I Am Electric - Thrush (Cover Artwork)
Staff Pick

I Am Electric

Thrush (2005)


Fans of music are a very, very fickle bunch. It's often the same things they seek in music that they rip a band apart for doing. Many say they want the records they love to fit a very specific, set style, and when that style is met those same fans pine for something less generic. Many say they like diversity in their music, but when it's presented for them in a very diverse fashion, they say it's not focused enough. The old adage that "you can never please everyone" rings more true in the musical community than possibly anywhere else. So it's interesting to speculate as to just what people will offer in their opinions of I Am Electric, who sashay across more genre boundaries than feminists across picket lines.

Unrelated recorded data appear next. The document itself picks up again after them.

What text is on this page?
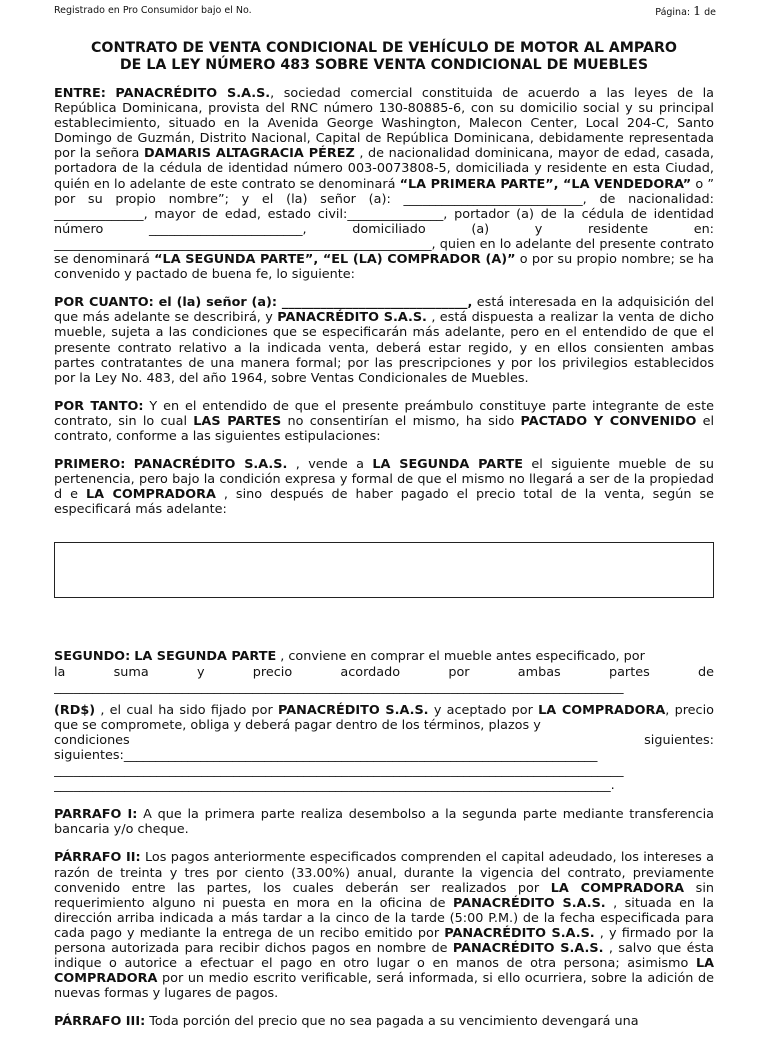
Registrado en Pro Consumidor bajo el No.	Página: 1 de
CONTRATO DE VENTA CONDICIONAL DE VEHÍCULO DE MOTOR AL AMPARO
DE LA LEY NÚMERO 483 SOBRE VENTA CONDICIONAL DE MUEBLES

ENTRE: PANACRÉDITO S.A.S., sociedad comercial constituida de acuerdo a las leyes de la República Dominicana, provista del RNC número 130-80885-6, con su domicilio social y su principal establecimiento, situado en la Avenida George Washington, Malecon Center, Local 204-C, Santo Domingo de Guzmán, Distrito Nacional, Capital de República Dominicana, debidamente representada por la señora DAMARIS ALTAGRACIA PÉREZ , de nacionalidad dominicana, mayor de edad, casada, portadora de la cédula de identidad número 003-0073808-5, domiciliada y residente en esta Ciudad, quién en lo adelante de este contrato se denominará “LA PRIMERA PARTE”, “LA VENDEDORA” o ” por su propio nombre”; y el (la) señor (a): ____________________________, de nacionalidad: ______________, mayor de edad, estado civil:_______________, portador (a) de la cédula de identidad número ________________________, domiciliado (a) y residente en: ___________________________________________________________, quien en lo adelante del presente contrato se denominará “LA SEGUNDA PARTE”, “EL (LA) COMPRADOR (A)” o por su propio nombre; se ha convenido y pactado de buena fe, lo siguiente:

POR CUANTO: el (la) señor (a): _____________________________, está interesada en la adquisición del que más adelante se describirá, y PANACRÉDITO S.A.S. , está dispuesta a realizar la venta de dicho mueble, sujeta a las condiciones que se especificarán más adelante, pero en el entendido de que el presente contrato relativo a la indicada venta, deberá estar regido, y en ellos consienten ambas partes contratantes de una manera formal; por las prescripciones y por los privilegios establecidos por la Ley No. 483, del año 1964, sobre Ventas Condicionales de Muebles.

POR TANTO: Y en el entendido de que el presente preámbulo constituye parte integrante de este contrato, sin lo cual LAS PARTES no consentirían el mismo, ha sido PACTADO Y CONVENIDO el contrato, conforme a las siguientes estipulaciones:

PRIMERO: PANACRÉDITO S.A.S. , vende a LA SEGUNDA PARTE el siguiente mueble de su pertenencia, pero bajo la condición expresa y formal de que el mismo no llegará a ser de la propiedad d e LA COMPRADORA , sino después de haber pagado el precio total de la venta, según se especificará más adelante:

SEGUNDO: LA SEGUNDA PARTE , conviene en comprar el mueble antes especificado, por
la suma y precio acordado por ambas partes de
_________________________________________________________________________________________

(RD$) , el cual ha sido fijado por PANACRÉDITO S.A.S. y aceptado por LA COMPRADORA, precio que se compromete, obliga y deberá pagar dentro de los términos, plazos y

condiciones siguientes:
siguientes:__________________________________________________________________________
_________________________________________________________________________________________
_______________________________________________________________________________________.

PARRAFO I: A que la primera parte realiza desembolso a la segunda parte mediante transferencia bancaria y/o cheque.

PÁRRAFO II: Los pagos anteriormente especificados comprenden el capital adeudado, los intereses a razón de treinta y tres por ciento (33.00%) anual, durante la vigencia del contrato, previamente convenido entre las partes, los cuales deberán ser realizados por LA COMPRADORA sin requerimiento alguno ni puesta en mora en la oficina de PANACRÉDITO S.A.S. , situada en la dirección arriba indicada a más tardar a la cinco de la tarde (5:00 P.M.) de la fecha especificada para cada pago y mediante la entrega de un recibo emitido por PANACRÉDITO S.A.S. , y firmado por la persona autorizada para recibir dichos pagos en nombre de PANACRÉDITO S.A.S. , salvo que ésta indique o autorice a efectuar el pago en otro lugar o en manos de otra persona; asimismo LA COMPRADORA por un medio escrito verificable, será informada, si ello ocurriera, sobre la adición de nuevas formas y lugares de pagos.

PÁRRAFO III: Toda porción del precio que no sea pagada a su vencimiento devengará una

In a word, energy. Raw, unrelenting energy. Combining a fiery post-punk swagger with discordant screamo rhythms, and even some blues, Thrush is a musical pentathlon, combining all the talent and intensity they can muster, and presenting it in a very unique manner. This is one band that I none of you will be pigeonholing.

This whole danceable post-punk trend that was in full swing about a year ago seems to be dying out, but I'd be lying if I said I Am Electric doesn't integrate at least a little bit of that sound into their record, as the bouncy "Bird In The Head" leads off the record. It's not overly obnoxious as a lot of bands who make that style their living, and the band is a lot more musically proficient playing that style than most. But since this album is about stylistic and rhythmic changes, I Am Electric puts that into effect with the one two punch that is "Assembly Line People Program" and "Art Of Kanly." The pace is dramatically slowed down, allowing lead singer Shane Asbridge's unique and gritty style to connect the songs between long and dramatic instrumental passages. Dissonant riffing, subtle drumming, and the straining vocals all work to pull these songs into something, and the execution is flawless. The latter of those two songs really shows the great musical interplay, and the style and tempo shifts that take place on a dime. All seven members of this band have their niche and specific time to shine. The end of "Art Of Kanly" slows things down for Asbridge to repeat "He stuck the knife into my third and fourth ribs, and took the rest to make a crown, he took the rest to make a crown for himself."

The morbid imagery with subtle singing in the backdrop creates an eerie picture in your head until the guitars come back in to lead the song to its finish. The band never allows itself to become to comfortable in one set of shoes before switching to the next, and the diversity that tends to bog down a lot of bands does nothing here but show the music in its individuality and expand on those talents. "Superior Machines" brings out an ambient, almost industrial-sounding side of the band, while "Emperor Lloyd Moffet Is Alive" showcase some blues guitar, and even a bit of scatting at the beginning. These aren't the band's best moments, but it definitely says to a listener that they're willing to put something different out there. Where the band is at their best is when the dissonant guitars are raging and Asbridge is wailing above it all.

Thrush is a tremendous debut from a band who, only an album into their career, are obviously very comfortable in their own two shoes, or fourteen shoes as the case may be. Regardless of genre and musical direction, I Am Electric holds their own, and holds a listener's attention, blues riff and passionate screaming alike. A record like this is sure to have its detractors, but if ever there was a band whose effort you can't knock, this is it.